Finalmente esce un nuovo libro dell’amico di una vita Guido Garufi. Non un libro di versi, pur essendo un libro di bella, di alta poesia, se il termine si origina dal verbo greco “poiein” che significa “fare”. Il nuovo libro di Garufi è un omaggio al “fare” della città di Macerata. Nello specifico, il bel viaggio fotografico (ricchissimo e splendido apparato di immagini percorre l’intero testo) attraversa l’intero Novecento di antiche ditte e negozi che hanno dato lustro alla nostra città e che hanno creato “un mix invidiabile di qualità e civiltà”. Scorrendo le accuratissime pagine, ecco apparire volti e situazioni che ci muovono alla memoria e contemporaneamente ci commuovono. Ma in senso propositivo: nessun indulgere alla facile retorica del tempo che non c’è più. Anzi, al contrario, un’occasione precisa e feconda per rilanciare la scommessa secondo le linee fortunate e riuscite che hanno dato un nome – quello di capoluogo di provincia – a Macerata. Ecco allora validissimi argomenti per ricacciare indietro – o se non altro reinterpretare – la notoria “immobilità” nel felice nascondimento operoso della quotidianità: quella fitta teoria di monumenti umani che ha prolungato nel tempo, fino a noi, la bellezza della nostra storia, l’assoluta gradevolezza dei nostri palazzi, le vestigia e le testimonianze dell’arte, della musica e della poesia, traducendole e incarnandole efficacemente nel lavoro e nella sua qualità.
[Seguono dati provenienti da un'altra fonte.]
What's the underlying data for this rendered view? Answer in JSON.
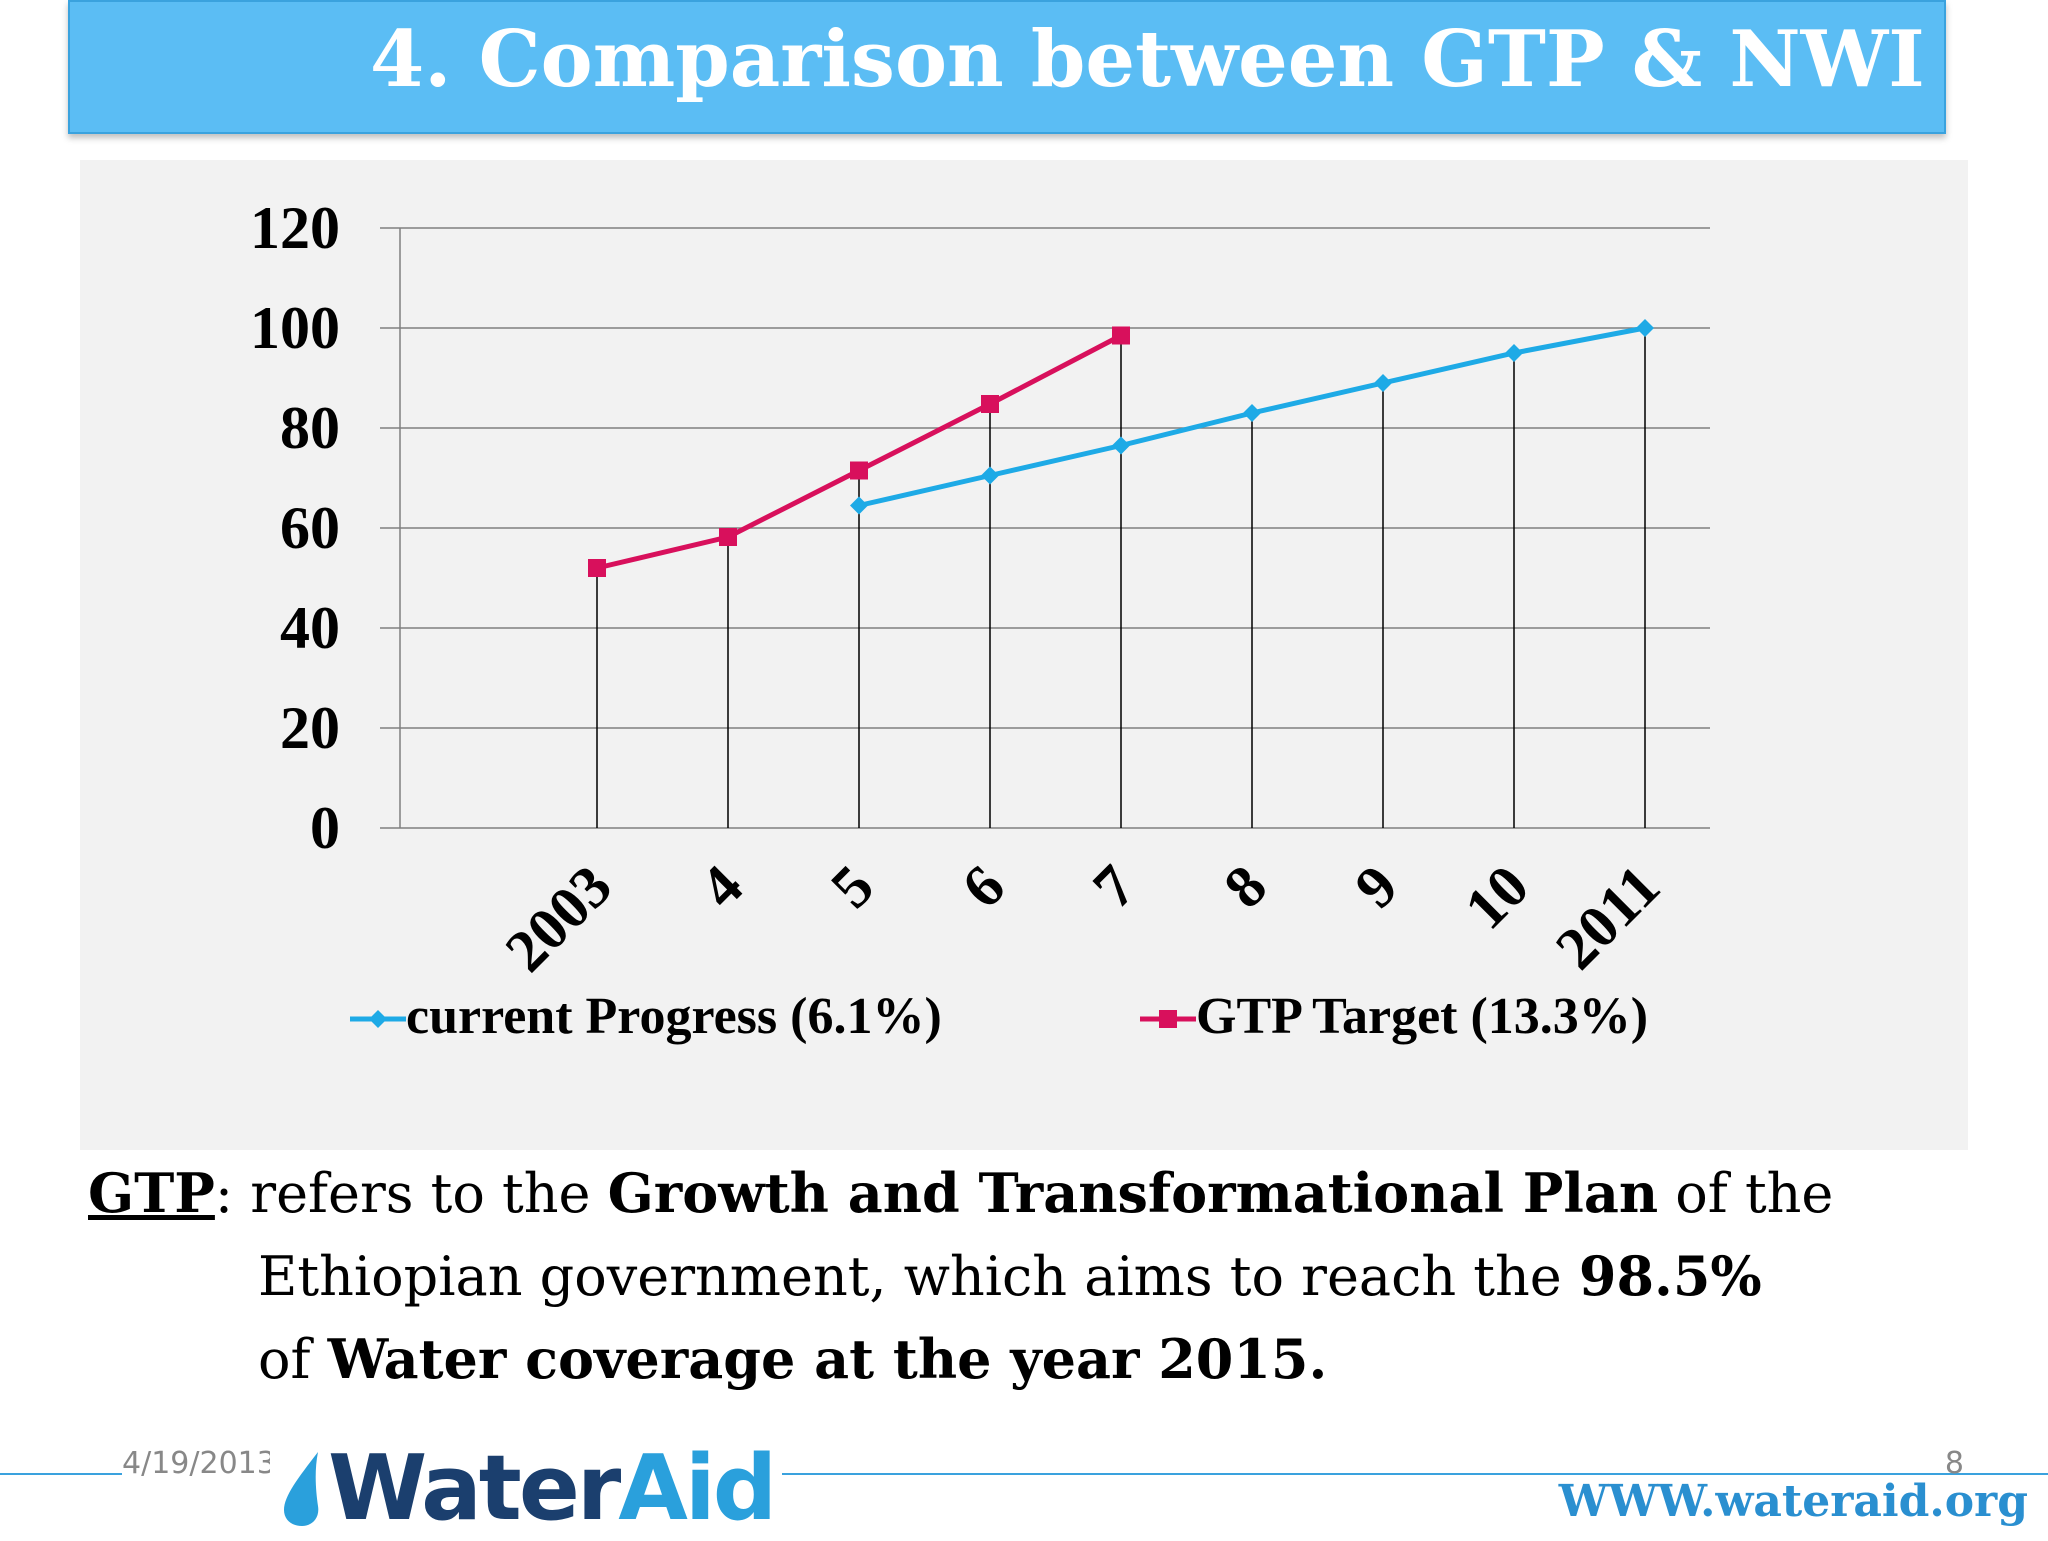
{
  "slide": {
    "title": "4. Comparison between GTP & NWI",
    "footer_date": "4/19/2013",
    "page_number": "8",
    "logo_text_water": "Water",
    "logo_text_aid": "Aid",
    "url": "WWW.wateraid.org"
  },
  "description": {
    "term": "GTP",
    "p1": ": refers to the ",
    "bold1": "Growth and Transformational Plan",
    "p2": " of the",
    "p3": "Ethiopian government, which aims to reach the ",
    "bold2": "98.5%",
    "p4": "of ",
    "bold3": "Water coverage at the year 2015."
  },
  "colors": {
    "current_progress": "#1eaae6",
    "gtp_target": "#d8105c",
    "grid": "#7f7f7f",
    "drop_line": "#000000"
  },
  "chart_data": {
    "type": "line",
    "categories": [
      "2003",
      "4",
      "5",
      "6",
      "7",
      "8",
      "9",
      "10",
      "2011"
    ],
    "ylim": [
      0,
      120
    ],
    "yticks": [
      0,
      20,
      40,
      60,
      80,
      100,
      120
    ],
    "grid": true,
    "legend_position": "bottom",
    "series": [
      {
        "name": "current Progress (6.1%)",
        "marker": "diamond",
        "values": [
          null,
          null,
          64.5,
          70.5,
          76.5,
          83,
          89,
          95,
          100
        ]
      },
      {
        "name": "GTP Target (13.3%)",
        "marker": "square",
        "values": [
          52,
          58.2,
          71.5,
          84.8,
          98.5,
          null,
          null,
          null,
          null
        ]
      }
    ],
    "drop_lines": true
  }
}
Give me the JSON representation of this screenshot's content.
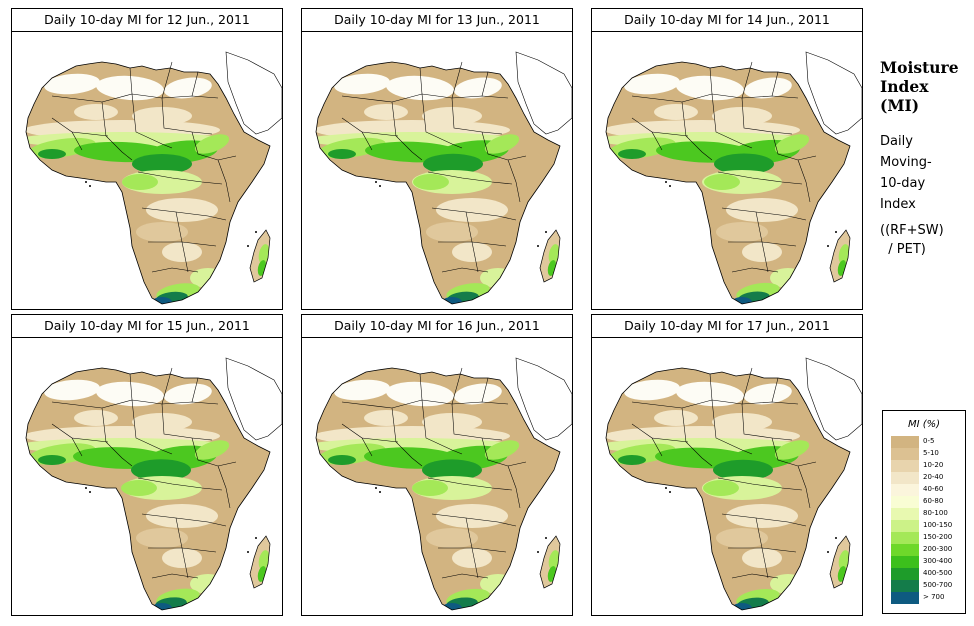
{
  "panels": [
    {
      "title": "Daily 10-day MI for  12 Jun., 2011",
      "variant": 0
    },
    {
      "title": "Daily 10-day MI for  13 Jun., 2011",
      "variant": 1
    },
    {
      "title": "Daily 10-day MI for  14 Jun., 2011",
      "variant": 2
    },
    {
      "title": "Daily 10-day MI for  15 Jun., 2011",
      "variant": 3
    },
    {
      "title": "Daily 10-day MI for  16 Jun., 2011",
      "variant": 4
    },
    {
      "title": "Daily 10-day MI for  17 Jun., 2011",
      "variant": 5
    }
  ],
  "sidebar": {
    "title_lines": [
      "Moisture",
      "Index",
      "(MI)"
    ],
    "desc_lines": [
      "Daily",
      "Moving-",
      "10-day",
      "Index"
    ],
    "formula": "((RF+SW)\n  / PET)"
  },
  "legend": {
    "title": "MI (%)",
    "classes": [
      {
        "label": "0-5",
        "color": "#d2b481"
      },
      {
        "label": "5-10",
        "color": "#dcc192"
      },
      {
        "label": "10-20",
        "color": "#e8d4ad"
      },
      {
        "label": "20-40",
        "color": "#f2e6c8"
      },
      {
        "label": "40-60",
        "color": "#fbf5dc"
      },
      {
        "label": "60-80",
        "color": "#f9fdd4"
      },
      {
        "label": "80-100",
        "color": "#e8f9b0"
      },
      {
        "label": "100-150",
        "color": "#ccf288"
      },
      {
        "label": "150-200",
        "color": "#a4e858"
      },
      {
        "label": "200-300",
        "color": "#6ed82a"
      },
      {
        "label": "300-400",
        "color": "#3cc01c"
      },
      {
        "label": "400-500",
        "color": "#1e9c2a"
      },
      {
        "label": "500-700",
        "color": "#147c4a"
      },
      {
        "label": "> 700",
        "color": "#0e5a80"
      }
    ]
  },
  "map_colors": {
    "desert": "#d2b481",
    "sand": "#e0c89c",
    "light": "#f2e6c8",
    "white": "#fdfcf5",
    "yellowgreen": "#d8f39a",
    "lightgreen": "#a4e858",
    "green": "#4cc820",
    "darkgreen": "#1e9c2a",
    "forest": "#147c4a",
    "blue": "#0e5a80",
    "border": "#000000"
  }
}
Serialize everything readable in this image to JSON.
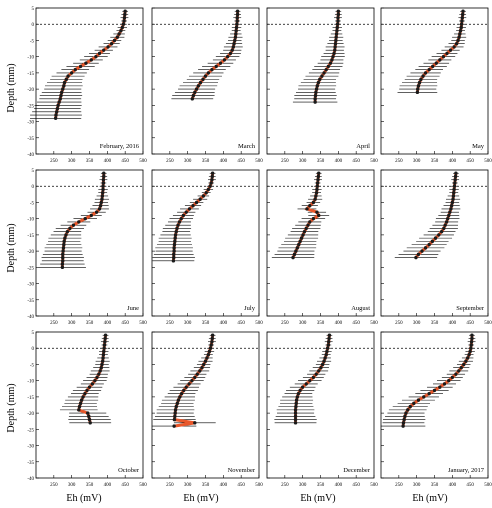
{
  "figure": {
    "ylabel": "Depth (mm)",
    "xlabel": "Eh (mV)"
  },
  "style": {
    "mean_color": "#e8572a",
    "point_color": "#1a1a1a",
    "bar_color": "#000000"
  },
  "axes": {
    "xlim": [
      200,
      500
    ],
    "ylim": [
      -40,
      5
    ],
    "xticks": [
      "250",
      "300",
      "350",
      "400",
      "450",
      "500"
    ],
    "yticks": [
      "5",
      "0",
      "-5",
      "-10",
      "-15",
      "-20",
      "-25",
      "-30",
      "-35",
      "-40"
    ],
    "surface_line_depth": 0,
    "grid": false
  },
  "chart_data": [
    {
      "type": "line",
      "title": "February, 2016",
      "x": [
        450,
        449,
        448,
        447,
        445,
        442,
        438,
        433,
        428,
        420,
        412,
        402,
        390,
        378,
        368,
        355,
        340,
        325,
        310,
        300,
        290,
        285,
        280,
        278,
        275,
        272,
        270,
        268,
        265,
        262,
        260,
        258,
        256,
        255
      ],
      "y": [
        4,
        3,
        2,
        1,
        0,
        -1,
        -2,
        -3,
        -4,
        -5,
        -6,
        -7,
        -8,
        -9,
        -10,
        -11,
        -12,
        -13,
        -14,
        -15,
        -16,
        -17,
        -18,
        -19,
        -20,
        -21,
        -22,
        -23,
        -24,
        -25,
        -26,
        -27,
        -28,
        -29
      ]
    },
    {
      "type": "line",
      "title": "March",
      "x": [
        440,
        440,
        439,
        439,
        438,
        437,
        436,
        435,
        434,
        432,
        430,
        428,
        425,
        420,
        412,
        403,
        392,
        380,
        368,
        358,
        350,
        343,
        336,
        330,
        325,
        320,
        316,
        313
      ],
      "y": [
        4,
        3,
        2,
        1,
        0,
        -1,
        -2,
        -3,
        -4,
        -5,
        -6,
        -7,
        -8,
        -9,
        -10,
        -11,
        -12,
        -13,
        -14,
        -15,
        -16,
        -17,
        -18,
        -19,
        -20,
        -21,
        -22,
        -23
      ]
    },
    {
      "type": "line",
      "title": "April",
      "x": [
        400,
        400,
        399,
        399,
        398,
        397,
        396,
        395,
        394,
        393,
        392,
        391,
        390,
        388,
        385,
        382,
        378,
        372,
        366,
        360,
        354,
        348,
        344,
        341,
        339,
        337,
        336,
        335,
        335
      ],
      "y": [
        4,
        3,
        2,
        1,
        0,
        -1,
        -2,
        -3,
        -4,
        -5,
        -6,
        -7,
        -8,
        -9,
        -10,
        -11,
        -12,
        -13,
        -14,
        -15,
        -16,
        -17,
        -18,
        -19,
        -20,
        -21,
        -22,
        -23,
        -24
      ]
    },
    {
      "type": "line",
      "title": "May",
      "x": [
        430,
        429,
        428,
        427,
        426,
        425,
        423,
        421,
        419,
        416,
        412,
        405,
        395,
        385,
        375,
        365,
        355,
        345,
        335,
        325,
        318,
        312,
        308,
        305,
        303,
        302
      ],
      "y": [
        4,
        3,
        2,
        1,
        0,
        -1,
        -2,
        -3,
        -4,
        -5,
        -6,
        -7,
        -8,
        -9,
        -10,
        -11,
        -12,
        -13,
        -14,
        -15,
        -16,
        -17,
        -18,
        -19,
        -20,
        -21
      ]
    },
    {
      "type": "line",
      "title": "June",
      "x": [
        390,
        390,
        389,
        389,
        388,
        388,
        387,
        386,
        385,
        383,
        381,
        378,
        370,
        355,
        338,
        320,
        305,
        295,
        288,
        284,
        281,
        279,
        278,
        277,
        276,
        275,
        275,
        275,
        274,
        274
      ],
      "y": [
        4,
        3,
        2,
        1,
        0,
        -1,
        -2,
        -3,
        -4,
        -5,
        -6,
        -7,
        -8,
        -9,
        -10,
        -11,
        -12,
        -13,
        -14,
        -15,
        -16,
        -17,
        -18,
        -19,
        -20,
        -21,
        -22,
        -23,
        -24,
        -25
      ]
    },
    {
      "type": "line",
      "title": "July",
      "x": [
        370,
        369,
        368,
        366,
        363,
        358,
        352,
        344,
        335,
        325,
        315,
        305,
        296,
        288,
        282,
        277,
        273,
        270,
        268,
        266,
        265,
        264,
        263,
        262,
        262,
        261,
        261,
        260
      ],
      "y": [
        4,
        3,
        2,
        1,
        0,
        -1,
        -2,
        -3,
        -4,
        -5,
        -6,
        -7,
        -8,
        -9,
        -10,
        -11,
        -12,
        -13,
        -14,
        -15,
        -16,
        -17,
        -18,
        -19,
        -20,
        -21,
        -22,
        -23
      ]
    },
    {
      "type": "line",
      "title": "August",
      "x": [
        345,
        344,
        343,
        342,
        341,
        340,
        339,
        337,
        335,
        330,
        320,
        312,
        340,
        345,
        330,
        320,
        315,
        310,
        305,
        301,
        297,
        293,
        289,
        285,
        281,
        277,
        273
      ],
      "y": [
        4,
        3,
        2,
        1,
        0,
        -1,
        -2,
        -3,
        -4,
        -5,
        -6,
        -7,
        -8,
        -9,
        -10,
        -11,
        -12,
        -13,
        -14,
        -15,
        -16,
        -17,
        -18,
        -19,
        -20,
        -21,
        -22
      ]
    },
    {
      "type": "line",
      "title": "September",
      "x": [
        410,
        409,
        408,
        407,
        406,
        405,
        404,
        403,
        402,
        400,
        398,
        396,
        393,
        390,
        387,
        384,
        380,
        376,
        370,
        362,
        353,
        344,
        335,
        325,
        315,
        305,
        298
      ],
      "y": [
        4,
        3,
        2,
        1,
        0,
        -1,
        -2,
        -3,
        -4,
        -5,
        -6,
        -7,
        -8,
        -9,
        -10,
        -11,
        -12,
        -13,
        -14,
        -15,
        -16,
        -17,
        -18,
        -19,
        -20,
        -21,
        -22
      ]
    },
    {
      "type": "line",
      "title": "October",
      "x": [
        395,
        394,
        393,
        392,
        391,
        390,
        389,
        388,
        387,
        385,
        383,
        380,
        376,
        371,
        365,
        358,
        350,
        343,
        337,
        332,
        328,
        325,
        322,
        320,
        345,
        348,
        350,
        352
      ],
      "y": [
        4,
        3,
        2,
        1,
        0,
        -1,
        -2,
        -3,
        -4,
        -5,
        -6,
        -7,
        -8,
        -9,
        -10,
        -11,
        -12,
        -13,
        -14,
        -15,
        -16,
        -17,
        -18,
        -19,
        -20,
        -21,
        -22,
        -23
      ]
    },
    {
      "type": "line",
      "title": "November",
      "x": [
        370,
        369,
        368,
        366,
        364,
        361,
        358,
        354,
        350,
        345,
        340,
        334,
        327,
        320,
        312,
        304,
        296,
        289,
        283,
        278,
        274,
        271,
        268,
        266,
        265,
        264,
        263,
        320,
        262
      ],
      "y": [
        4,
        3,
        2,
        1,
        0,
        -1,
        -2,
        -3,
        -4,
        -5,
        -6,
        -7,
        -8,
        -9,
        -10,
        -11,
        -12,
        -13,
        -14,
        -15,
        -16,
        -17,
        -18,
        -19,
        -20,
        -21,
        -22,
        -23,
        -24
      ]
    },
    {
      "type": "line",
      "title": "December",
      "x": [
        375,
        374,
        373,
        372,
        370,
        368,
        366,
        363,
        360,
        356,
        351,
        345,
        338,
        330,
        320,
        310,
        300,
        293,
        288,
        285,
        283,
        282,
        281,
        280,
        280,
        280,
        280,
        280
      ],
      "y": [
        4,
        3,
        2,
        1,
        0,
        -1,
        -2,
        -3,
        -4,
        -5,
        -6,
        -7,
        -8,
        -9,
        -10,
        -11,
        -12,
        -13,
        -14,
        -15,
        -16,
        -17,
        -18,
        -19,
        -20,
        -21,
        -22,
        -23
      ]
    },
    {
      "type": "line",
      "title": "January, 2017",
      "x": [
        455,
        455,
        454,
        453,
        452,
        450,
        447,
        443,
        438,
        432,
        425,
        418,
        410,
        400,
        390,
        378,
        365,
        350,
        335,
        320,
        305,
        292,
        282,
        275,
        270,
        267,
        265,
        263,
        262
      ],
      "y": [
        4,
        3,
        2,
        1,
        0,
        -1,
        -2,
        -3,
        -4,
        -5,
        -6,
        -7,
        -8,
        -9,
        -10,
        -11,
        -12,
        -13,
        -14,
        -15,
        -16,
        -17,
        -18,
        -19,
        -20,
        -21,
        -22,
        -23,
        -24
      ]
    }
  ]
}
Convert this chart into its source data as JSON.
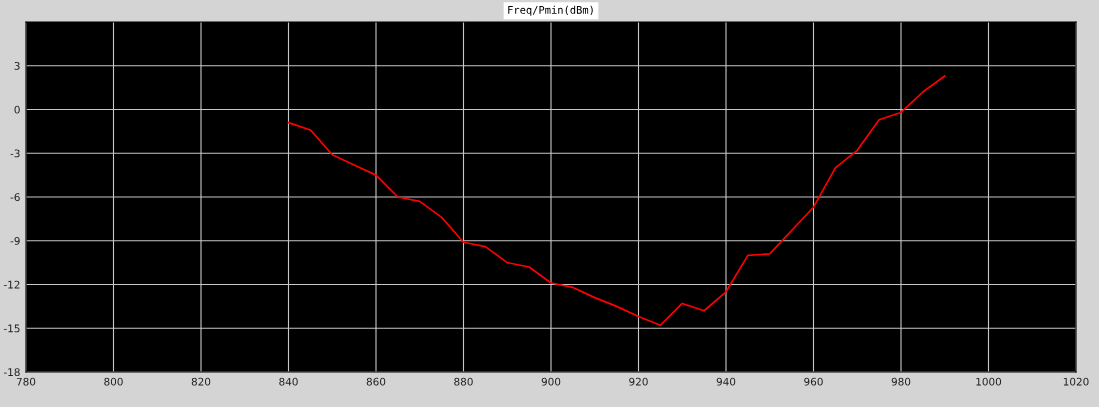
{
  "chart_data": {
    "type": "line",
    "title": "Freq/Pmin(dBm)",
    "x": [
      840,
      845,
      850,
      855,
      860,
      865,
      870,
      875,
      880,
      885,
      890,
      895,
      900,
      905,
      910,
      915,
      920,
      925,
      930,
      935,
      940,
      945,
      950,
      955,
      960,
      965,
      970,
      975,
      980,
      985,
      990
    ],
    "series": [
      {
        "color": "#ff0000",
        "values": [
          -0.9,
          -1.4,
          -3.1,
          -3.8,
          -4.5,
          -6.0,
          -6.3,
          -7.4,
          -9.1,
          -9.4,
          -10.5,
          -10.8,
          -11.9,
          -12.2,
          -12.9,
          -13.5,
          -14.2,
          -14.8,
          -13.3,
          -13.8,
          -12.5,
          -10.0,
          -9.9,
          -8.3,
          -6.7,
          -4.0,
          -2.8,
          -0.7,
          -0.2,
          1.2,
          2.3
        ]
      }
    ],
    "xlim": [
      780,
      1020
    ],
    "xticks": [
      780,
      800,
      820,
      840,
      860,
      880,
      900,
      920,
      940,
      960,
      980,
      1000,
      1020
    ],
    "ylim": [
      -18,
      6
    ],
    "yticks": [
      -18,
      -15,
      -12,
      -9,
      -6,
      -3,
      0,
      3
    ],
    "grid": true,
    "marker": "none",
    "line_style": "solid"
  }
}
Nato a Macerata nel 1949, Guido Garufi ha pubblicato saggi e monografie su Gozzano,  Campana, Pascoli e Montale, insieme a studi di estetica. Con Remo Pagnanelli ha fondato la rivista di critica letteraria “Verso”. Per molti anni è stato redattore di importanti riviste come “Punto d’incontro” insieme a Giorgio Barberi Squarotti, Giuliano Manacorda, Bruno Zeri, Michele Prisco, Alberto Bevilacqua e Franco Ferrarotti. Per la poesia sono usciti “Hortus”, “Conversazione presunta”, “Canzoniere minore” e “Lo scriba e l’angelo”, con note di Vittorio Sereni e Mario Luzi. Ha scritto testi per RAI 3 e per Mediaset. È sua l’antologia “Poesia delle Marche. Il Novecento” della quale Carlo Bo ha scritto: “Se si faceva per ogni regione il lavoro che Garufi ha fatto per le Marche, avremmo una storia della letteratura del Novecento più ricca e più completa”.
Questo nuovo libro, che si intitola “Volti e Storia. I cavalieri del tempo e del lavoro a Macerata”, verrà presentato domani venerdì 17 alle ore 21:00 presso il Teatro della Filarmonica in Via Gramsci. Con Guido Garufi ci saranno il Presidente della Filarmonica, Gianni Battistelli, e il Presidente del Kivanis, Giuseppe Renzi.